LA MUSIQUE EP 2

A la maison, il n'y avait pas de tourne-disque, et lorsque la TSF jouait par mégarde une symphonie ou un air d'opéra, il se trouvait toujours quelqu'un, maman ou la grande sœur pour dire "arrête donc, ça nous casse les oreilles", et tourner le bouton vers quelque émission plus agréable : Edith Piaf et les Compagnons de la Chanson, "une cloche sonne, sonne", ou un air de Charles Trénet.

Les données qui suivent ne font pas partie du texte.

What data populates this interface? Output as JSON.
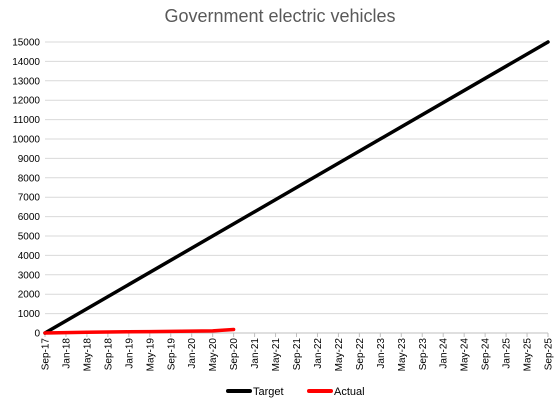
{
  "chart_data": {
    "type": "line",
    "title": "Government electric vehicles",
    "xlabel": "",
    "ylabel": "",
    "ylim": [
      0,
      15000
    ],
    "yticks": [
      0,
      1000,
      2000,
      3000,
      4000,
      5000,
      6000,
      7000,
      8000,
      9000,
      10000,
      11000,
      12000,
      13000,
      14000,
      15000
    ],
    "xticks": [
      "Sep-17",
      "Jan-18",
      "May-18",
      "Sep-18",
      "Jan-19",
      "May-19",
      "Sep-19",
      "Jan-20",
      "May-20",
      "Sep-20",
      "Jan-21",
      "May-21",
      "Sep-21",
      "Jan-22",
      "May-22",
      "Sep-22",
      "Jan-23",
      "May-23",
      "Sep-23",
      "Jan-24",
      "May-24",
      "Sep-24",
      "Jan-25",
      "May-25",
      "Sep-25"
    ],
    "grid": "horizontal",
    "legend_position": "bottom",
    "series": [
      {
        "name": "Target",
        "color": "#000000",
        "x": [
          "Sep-17",
          "Sep-25"
        ],
        "values": [
          0,
          15000
        ]
      },
      {
        "name": "Actual",
        "color": "#ff0000",
        "x": [
          "Sep-17",
          "Jan-18",
          "May-18",
          "Sep-18",
          "Jan-19",
          "May-19",
          "Sep-19",
          "Jan-20",
          "May-20",
          "Sep-20"
        ],
        "values": [
          0,
          20,
          40,
          50,
          60,
          70,
          80,
          100,
          110,
          180
        ]
      }
    ]
  }
}
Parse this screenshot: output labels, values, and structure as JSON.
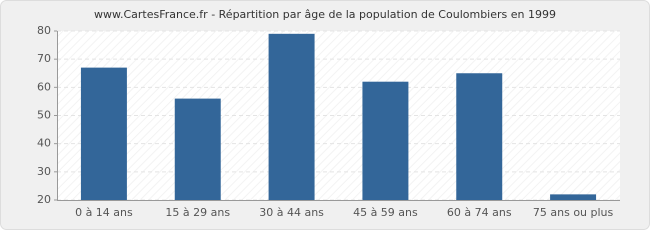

Totalement ignorante de ce que la musique pourrait un jour lui apporter, Claire apprenait pourtant avec application. Aux exercices de Czerny succédèrent "Le gai laboureur", puis "Le petit livre de Magdalena Bach", enfin les variations de Mozart sur "Ah ! vous dirais-je maman"... 

Avec la classe de quatrième, sœur Marie Joachym fut remplacée sans qu'on sût trop pourquoi, par une mince et longue vieille demoiselle qui enseignait également le dessin. Mourant visiblement de faim depuis de nombreuses années, elle semblait avoir trouvé son Eldorado dans cette institution pour jeunes Savoyardes. 

Si frêle qu'un accord trop fort plaqué l'eût probablement jetée par terre, elle semblait aussi terrorisée par ses élèves que celles-ci l'avaient été par la venimeuse sœur magyare. Mais elle aimait pourtant, elle aussi, qu'on joue vite et fort et qu'on s'accompagne d'une pédale triomphante. 

Claire la prit en amitié, en pitié ; elle s'appliquait avec fougue pour exécuter les polonaises de Chopin qui paraissaient être l'unique répertoire de la vieille demoiselle et demanda à sa mère de l'inviter à déjeuner à l'occasion de sa communion solennelle.